Ortberg spent his first day touring the 737 Max factory in Renton, just outside Seattle. “That’s an optics thing, but you have no idea how much that means to people who are on the front line,” Britton said.

Ortberg also won plaudits by relocating to Seattle, Boeing’s manufacturing hub, rather than its corporate headquarters near Washington, DC.

Ortberg also outlined a four-point plan: change the culture with more leaders on factory floors, stabilize the business, improve discipline, and build a new future.

It didn’t take long for his first major challenge to arise.

In mid-September, 30,000 workers went on strike at factories in the Seattle area, shutting down production of the cash-cow 737 Max.

Boeing stock tumbled as the company hemorrhaged money. Ortberg forbade executives from traveling by private jet and cut 10% of the workforce.

But the company raised $35 billion through a credit agreement and a share offering. After seven weeks on strike, workers won a pay increase of 38% over four years.

737 Max production didn’t restart until December, but it was evident the tide had changed. The stock is up a third since Ortberg’s arrival.

A line chart of Boeing's stock price between August 8, 2024, and August 6, 2025, with the period of the 2024 IAM Machinists Strike highlighted.

“They completed a pay increase of 40%, so morale has improved significantly,” Ryanair CEO Michael O’Leary said in a July earnings call.

“The quality of what’s getting delivered is now top-notch,” he added, saying he was “much more bullish” on Boeing.

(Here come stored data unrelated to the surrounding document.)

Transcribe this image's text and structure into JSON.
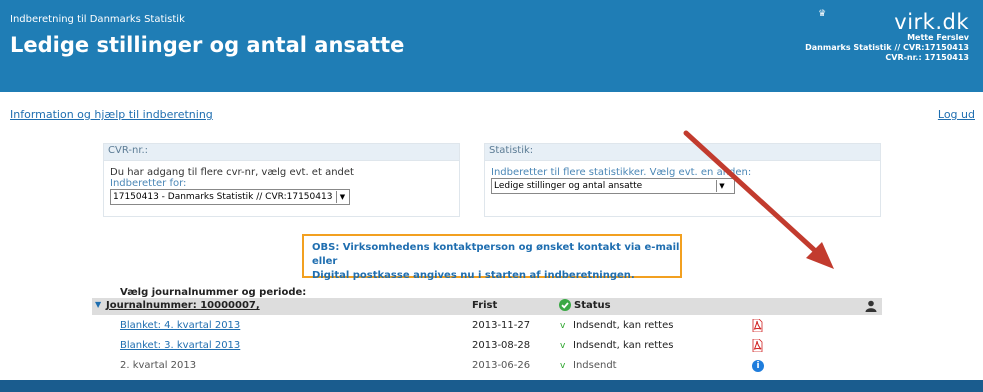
{
  "header": {
    "subtitle": "Indberetning til Danmarks Statistik",
    "title": "Ledige stillinger og antal ansatte",
    "logo_text": "virk.dk",
    "user_name": "Mette Ferslev",
    "org_line": "Danmarks Statistik // CVR:17150413",
    "cvr_line": "CVR-nr.: 17150413"
  },
  "links": {
    "info": "Information og hjælp til indberetning",
    "logout": "Log ud"
  },
  "cvr_panel": {
    "heading": "CVR-nr.:",
    "text": "Du har adgang til flere cvr-nr, vælg evt. et andet",
    "label": "Indberetter for:",
    "selected": "17150413 - Danmarks Statistik // CVR:17150413"
  },
  "stat_panel": {
    "heading": "Statistik:",
    "label": "Indberetter til flere statistikker. Vælg evt. en anden:",
    "selected": "Ledige stillinger og antal ansatte"
  },
  "notice": {
    "line1": "OBS: Virksomhedens kontaktperson og ønsket kontakt via e-mail eller",
    "line2": "Digital postkasse angives nu i starten af indberetningen."
  },
  "journal": {
    "choose_label": "Vælg journalnummer og periode:",
    "journal_link": "Journalnummer: 10000007,",
    "col_deadline": "Frist",
    "col_status": "Status",
    "rows": [
      {
        "name": "Blanket: 4. kvartal 2013",
        "deadline": "2013-11-27",
        "status": "Indsendt, kan rettes",
        "icon": "pdf-icon",
        "link": true
      },
      {
        "name": "Blanket: 3. kvartal 2013",
        "deadline": "2013-08-28",
        "status": "Indsendt, kan rettes",
        "icon": "pdf-icon",
        "link": true
      },
      {
        "name": "2. kvartal 2013",
        "deadline": "2013-06-26",
        "status": "Indsendt",
        "icon": "info-icon",
        "link": false
      }
    ]
  },
  "colors": {
    "header_bg": "#1f7db5",
    "link": "#1f6eb0",
    "notice_border": "#f2a020",
    "arrow": "#c23b2e"
  }
}
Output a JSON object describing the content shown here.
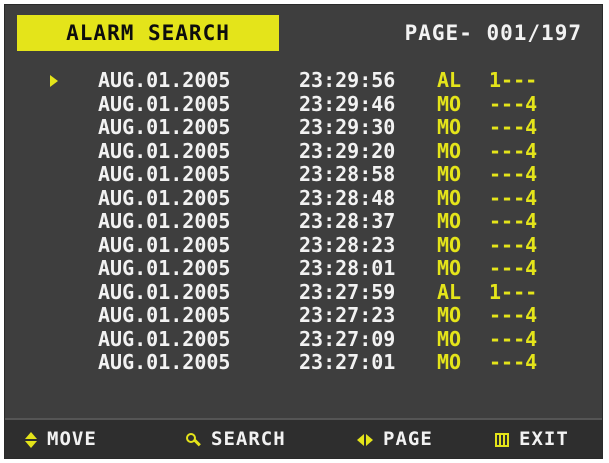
{
  "header": {
    "title": "ALARM SEARCH",
    "page_indicator": "PAGE- 001/197"
  },
  "records": [
    {
      "date": "AUG.01.2005",
      "time": "23:29:56",
      "type": "AL",
      "channels": "1---",
      "selected": true
    },
    {
      "date": "AUG.01.2005",
      "time": "23:29:46",
      "type": "MO",
      "channels": "---4",
      "selected": false
    },
    {
      "date": "AUG.01.2005",
      "time": "23:29:30",
      "type": "MO",
      "channels": "---4",
      "selected": false
    },
    {
      "date": "AUG.01.2005",
      "time": "23:29:20",
      "type": "MO",
      "channels": "---4",
      "selected": false
    },
    {
      "date": "AUG.01.2005",
      "time": "23:28:58",
      "type": "MO",
      "channels": "---4",
      "selected": false
    },
    {
      "date": "AUG.01.2005",
      "time": "23:28:48",
      "type": "MO",
      "channels": "---4",
      "selected": false
    },
    {
      "date": "AUG.01.2005",
      "time": "23:28:37",
      "type": "MO",
      "channels": "---4",
      "selected": false
    },
    {
      "date": "AUG.01.2005",
      "time": "23:28:23",
      "type": "MO",
      "channels": "---4",
      "selected": false
    },
    {
      "date": "AUG.01.2005",
      "time": "23:28:01",
      "type": "MO",
      "channels": "---4",
      "selected": false
    },
    {
      "date": "AUG.01.2005",
      "time": "23:27:59",
      "type": "AL",
      "channels": "1---",
      "selected": false
    },
    {
      "date": "AUG.01.2005",
      "time": "23:27:23",
      "type": "MO",
      "channels": "---4",
      "selected": false
    },
    {
      "date": "AUG.01.2005",
      "time": "23:27:09",
      "type": "MO",
      "channels": "---4",
      "selected": false
    },
    {
      "date": "AUG.01.2005",
      "time": "23:27:01",
      "type": "MO",
      "channels": "---4",
      "selected": false
    }
  ],
  "footer": {
    "move_label": "MOVE",
    "move_icon": "up-down-arrows-icon",
    "search_label": "SEARCH",
    "search_icon": "search-icon",
    "page_label": "PAGE",
    "page_icon": "left-right-arrows-icon",
    "exit_label": "EXIT",
    "exit_icon": "menu-icon"
  },
  "colors": {
    "accent": "#e4e41a",
    "text": "#f2f2f2",
    "background": "#3e3e3e"
  }
}
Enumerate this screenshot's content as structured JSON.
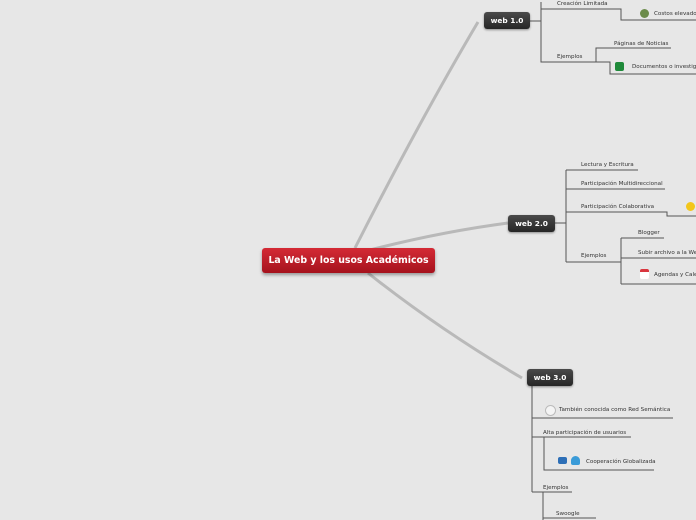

The Irish budget airline is Europe’s biggest carrier and a major Boeing customer, as it only flies 737s. It expects to receive its first Max 10s, which are yet to be certified, in 2027.

Donald Trump and tariffs

As one of America’s top exporters by dollar value, navigating tariffs has been a key priority.

In June, China started accepting Boeing planes again, having returned some when trade tensions bubbled over. Trump’s deals with the UK, European Union, and Brazil have all included exemptions for aviation exports.

Despite his criticism of Boeing due to delays to the new Air Force One, Donald Trump patted Ortberg on the back at a signing ceremony in May for Qatar Airways’ $96 billion order of 130 787 Dreamliners and 30 777-9s. It was Boeing’s largest ever for wide-body aircraft.


U.S. President Donald Trump, Qatar's Emir Tamim bin Hamad Al Thani and Boeing CEO Kelly Ortberg attend a signing ceremony in Doha, Qatar, May 14, 2025

Donald Trump congratulated Kelly Ortberg at a signing ceremony in Qatar.

Brian Snyder/REUTERS



This year hasn’t been without its troubles.

Ortberg pulled out of June’s Paris Air Show, the industry’s biggest gathering, following the fatal crash of Air India Flight 171 days before the event.

A preliminary report the next month focused on the pilots’ actions rather than a problem with the airplane or its GE engines.

Two main tests remain: certifying new jets and ramping up production of the Max.

Last October, Ortberg announced that the hotly anticipated 777X would be further delayed to 2026.

“I fail to see how Boeing can make any meaningful forecasts of delivery dates,” Emirates President Tim Clark said in response, adding that he planned a “serious conversation” with the planemaker.

However, a fifth 777X started flight tests on Tuesday. It was the first to be built in nearly five years, and a sign of progress.

Two new variants of the Max are also years behind schedule.

Boeing needs permission to boost Max production

After reaching the FAA’s 38-a-month cap in May, Boeing’s next goal is to get permission to increase that, first to 42, and then in increments of five. It was producing 52 monthly until the 2019 Ethiopian Airlines crash.

Boeing stock dipped about 4% after July’s second-quarter earnings call, when Ortberg said he expects to request the first approval “in the coming months.”

Bank of America analysts wrote that investors expected “much more aggressive 737 production rate increase by 3Q.”

But they added, “Despite the noise, we appreciate the discipline and see further upside ahead.”

Deutsche Bank analysts said they found Ortberg’s comments about the rate increase “a bit more cautious” than expected.

But Ortberg has said he’s steadily stabilizing a company that can’t afford to gamble on quality.